CINCINNATI – The mayor of Cincinnati has appealed for calm in the wake of Thursday’s riot that left dozens of businesses destroyed and seven people injured.
What initially began as a peaceful gathering of fans lined up for the zombie movie World War Z quickly turned violent when a group calling themselves Sloooooow Down the Dead confronted the fans. The two sides clashed verbally until police separated them, herding the protest group to a parallel street in the Mount Adams neighborhood.
When the screening of the movie finished, several audience members congregated near the exit. It was then, according to witnesses, that members of the protest group arrived with mutilated plastic limbs, blood-covered crutches, and other weapons used to attack the fans. As more audience members filed out of the theater and joined the melee, a second wave of Sloooooow Down the Dead members arrived on unicycles and scooters. One estimate put the number of participants in the scuffle at two hundred.
“It was insane,” said Yvonne Betters, a resident of Mount Adams who was driving home from work when several protestors surrounded her car. “They were chanting ‘running zombies need to die,’ or something like that.
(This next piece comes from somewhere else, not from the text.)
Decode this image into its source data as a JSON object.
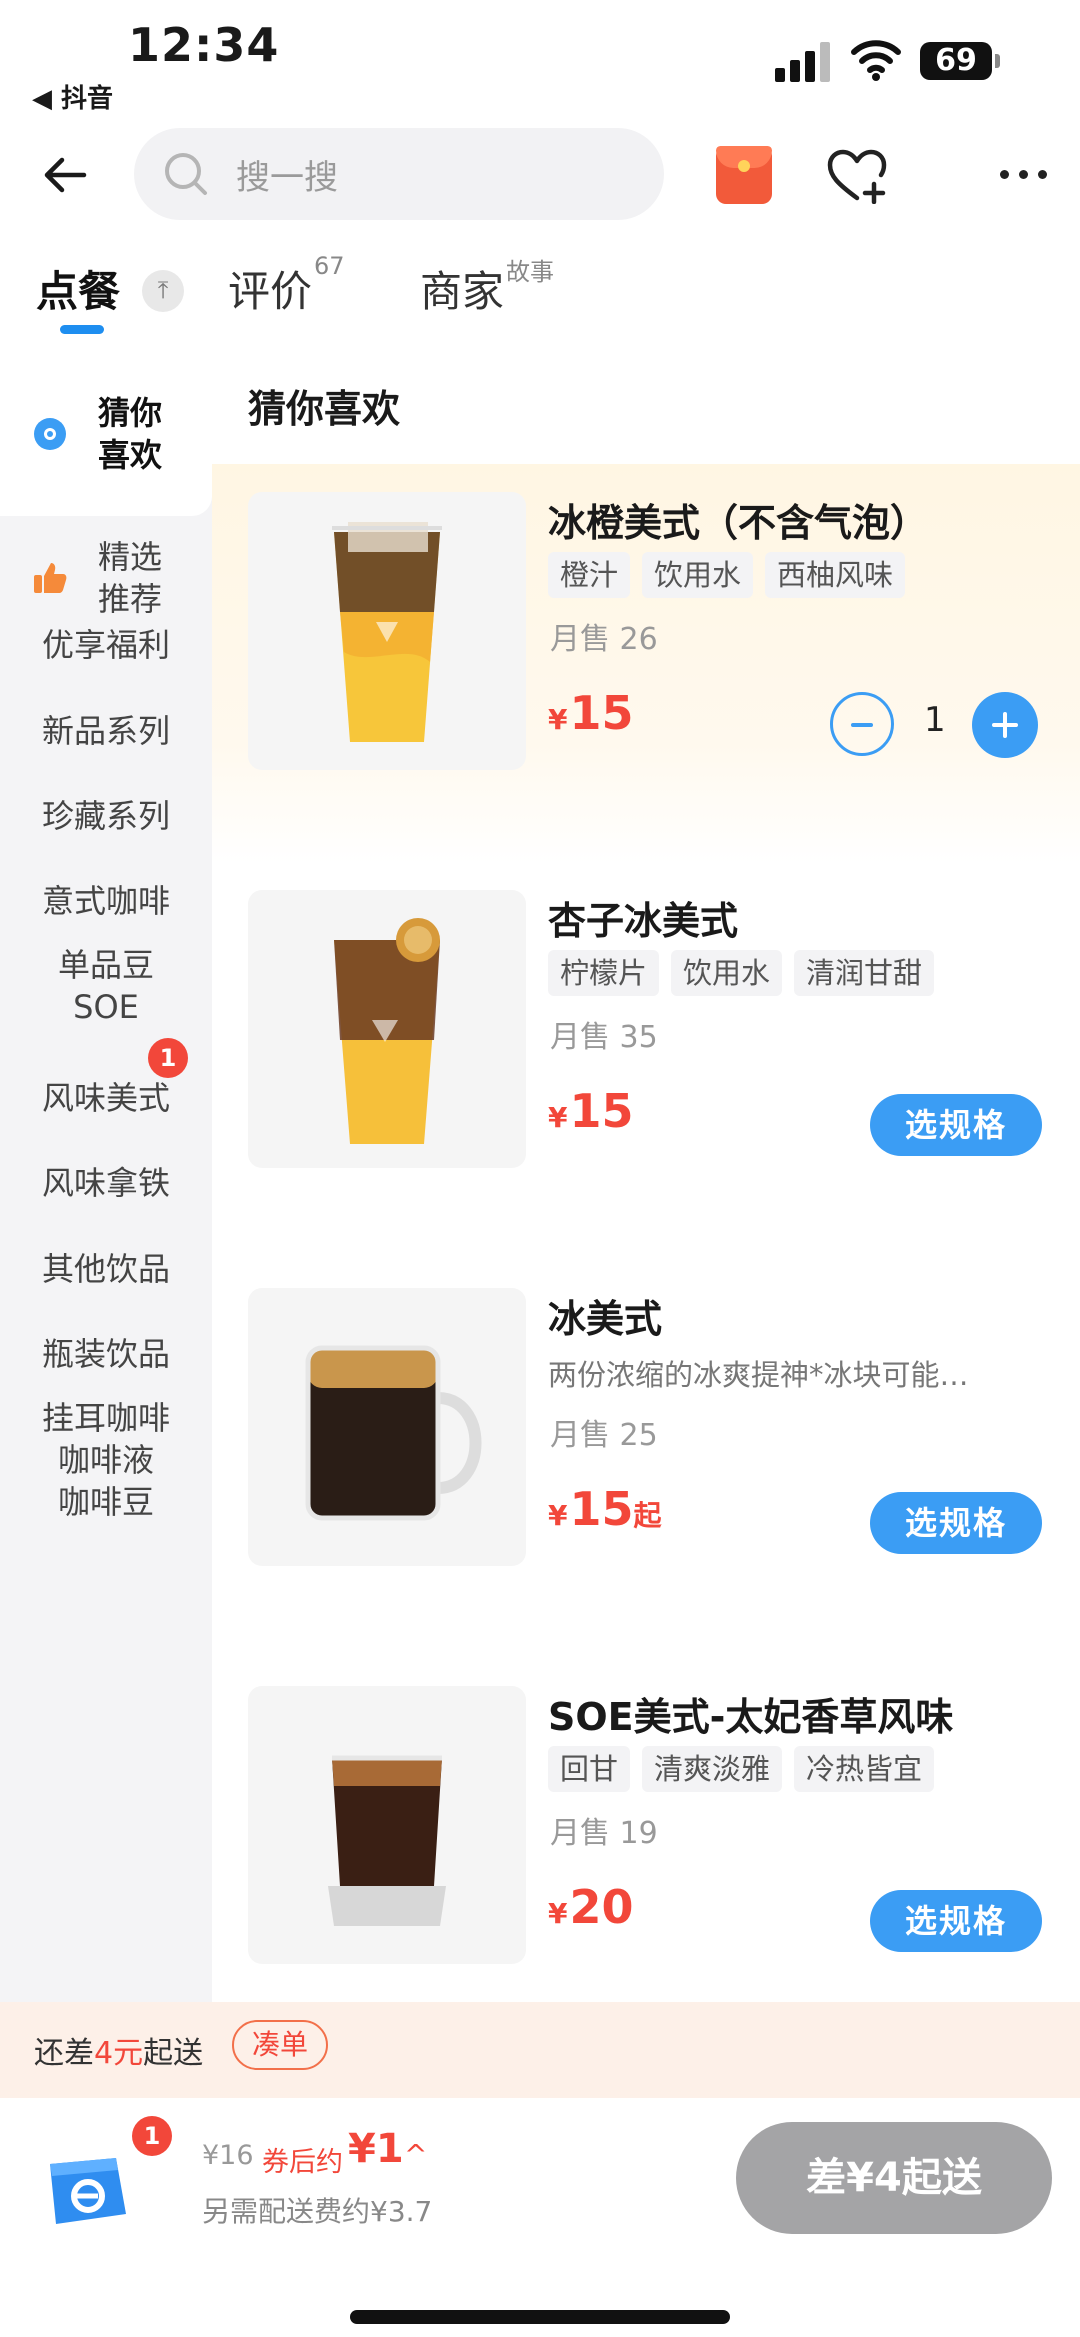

They covered my car in what turned out to be red syrup and then they limped away in pursuit of a teenage boy who seemed very scared.”
Cincinnati Police spokesman David Trujillo says that seventeen people were arrested and that that police are reviewing video footage that will allow them to identify “scores more.”
“This clash seems to be due to a deep divide in the community of zombie fans,” Trujillo said. “You have the purists on one side, those George Romero people. They think zombies, being dead and all, ought to be slow. Then you got the sort of modern fans who, you know, were raised on movies like 28 Days Later and all that. They believe zombies can pretty much do whatever zombies want to do, including sprint through a crowded street at the speed of a doped up cyclist. Getting these groups together is a recipe for disaster.”
Mayor Mark Mallory has offered to arrange a mediation session for the two groups, but many horror movie fans say this will only incite more violence.
“How’s that going to work?” said Leo Collins, a possession-movie aficionado. “You’re going to put two groups who hate each other in one room? And who’s going to decide who gets to speak? Are you going to pass around a putrefied talking limb?”